Urban Resilience - From Mitigation to Adaptation
(for questions about the course, write to René)
As cities continue to grow, an increasing amount of people is exposed to various hazards related to the urban environment. ‘Urban resilience’ refers to the capacity of different stakeholders in a city, from the inhabitants of informal areas to the municipality’s policy makers, to respond to these hazards. In this course, students will develop an understanding of the possible impact of different hazards, from state violence to climate change, on cities. The various dimensions of the concept of resilience and the difference between adaptation and mitigation will be discussed extensively. Furthermore, this course will focus on possible strategies to improve urban resilience and on a wide range of issues and controversies that influence the design of these strategies. Students will develop a toolkit that enables them to identify an urban hazard, research its different dimensions and develop a strategy to improve urban resilience with regard to this specific hazard.
- Students are expected to select and summarise three (newspaper) articles on a specific type of urban hazard.
- Students are expected to produce a risk analysis and strategy paper consisting of the identification of a specific urban hazard in Cairo, an analysis of the risks involved and an outline of possible strategies responding to his hazard. (Ideas and drafts will be discussed in the second half of the course).

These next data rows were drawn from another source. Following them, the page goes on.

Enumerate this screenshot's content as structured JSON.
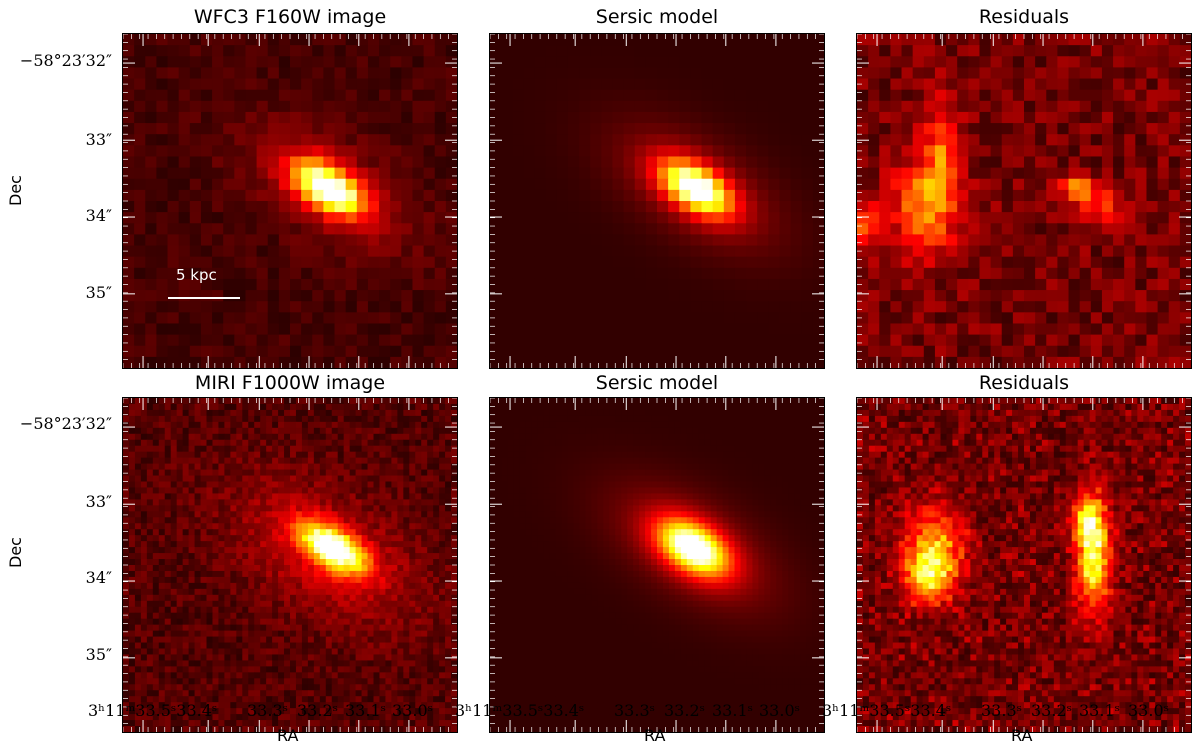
{
  "panels": [
    {
      "row": 0,
      "col": 0,
      "title": "WFC3 F160W image",
      "kind": "data",
      "name": "wfc3-image"
    },
    {
      "row": 0,
      "col": 1,
      "title": "Sersic model",
      "kind": "model",
      "name": "wfc3-model"
    },
    {
      "row": 0,
      "col": 2,
      "title": "Residuals",
      "kind": "resid",
      "name": "wfc3-residuals"
    },
    {
      "row": 1,
      "col": 0,
      "title": "MIRI F1000W image",
      "kind": "data",
      "name": "miri-image"
    },
    {
      "row": 1,
      "col": 1,
      "title": "Sersic model",
      "kind": "model",
      "name": "miri-model"
    },
    {
      "row": 1,
      "col": 2,
      "title": "Residuals",
      "kind": "resid",
      "name": "miri-residuals"
    }
  ],
  "yticks": [
    "−58°23′32″",
    "33″",
    "34″",
    "35″"
  ],
  "xticks": [
    "3ʰ11ᵐ33.5ˢ",
    "33.4ˢ",
    "33.3ˢ",
    "33.2ˢ",
    "33.1ˢ",
    "33.0ˢ"
  ],
  "xtick_label_first_col": "3ʰ11ᵐ33.5ˢ33.4ˢ",
  "ylabel": "Dec",
  "xlabel": "RA",
  "scalebar": "5 kpc",
  "colormap": "hot"
}
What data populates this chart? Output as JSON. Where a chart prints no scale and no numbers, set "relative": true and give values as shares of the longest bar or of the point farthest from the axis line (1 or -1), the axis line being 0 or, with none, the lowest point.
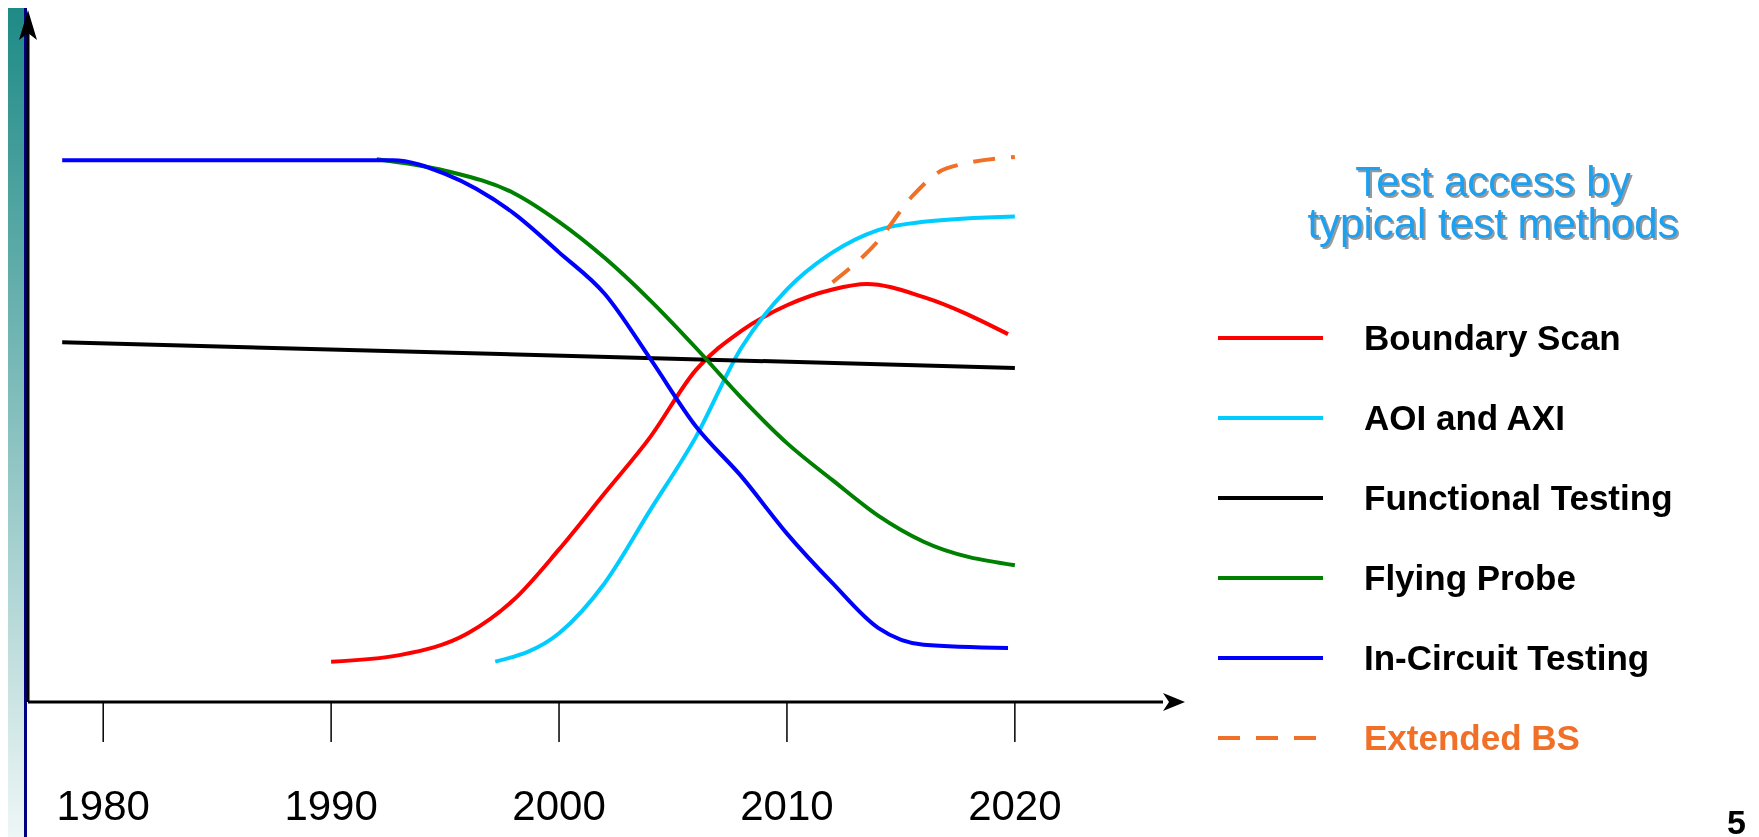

- Understand the various dimensions of the concept of resilience.
- Analyse how cities and urban life are threatened by different hazards.
- Learn how cities are classified by their most characteristic and threatening hazard.
- Examine how hazards can pose serious risks to people’s lives and livelihoods
- Discover how different stakeholders can use different strategies to respond to these hazards.
- Distinguish between adaptation and mitigation.
- Identify which new technologies can improve resilience.
- Be able to develop a strategy to improve urban resilience
René BOER holds a Master's degree in Urban Studies from University College London's Urban Laboratory. He works as an urban and architectural researcher in Cairo and is affiliated with the Amsterdam-based research foundation Failed Architecture; and various urban social movements. His work focuses on grass root urban practices, architecture's urban afterlife and artistic representations of the built environment. In the past, he has worked as a freelance journalist for a number of media outlets in Syria, Lebanon and the Palestinian Territories. He has also been associated with the urban research collectives Citymine(d) in Barcelona, ICAHD in Ramallah/Jerusalem and Archis/Volume in Amsterdam. René joins CILAS as visiting fellow in the fields of study Arts and Natural Sciences, and will coordinate the thematic courses Art and the City, and Urban Resilience.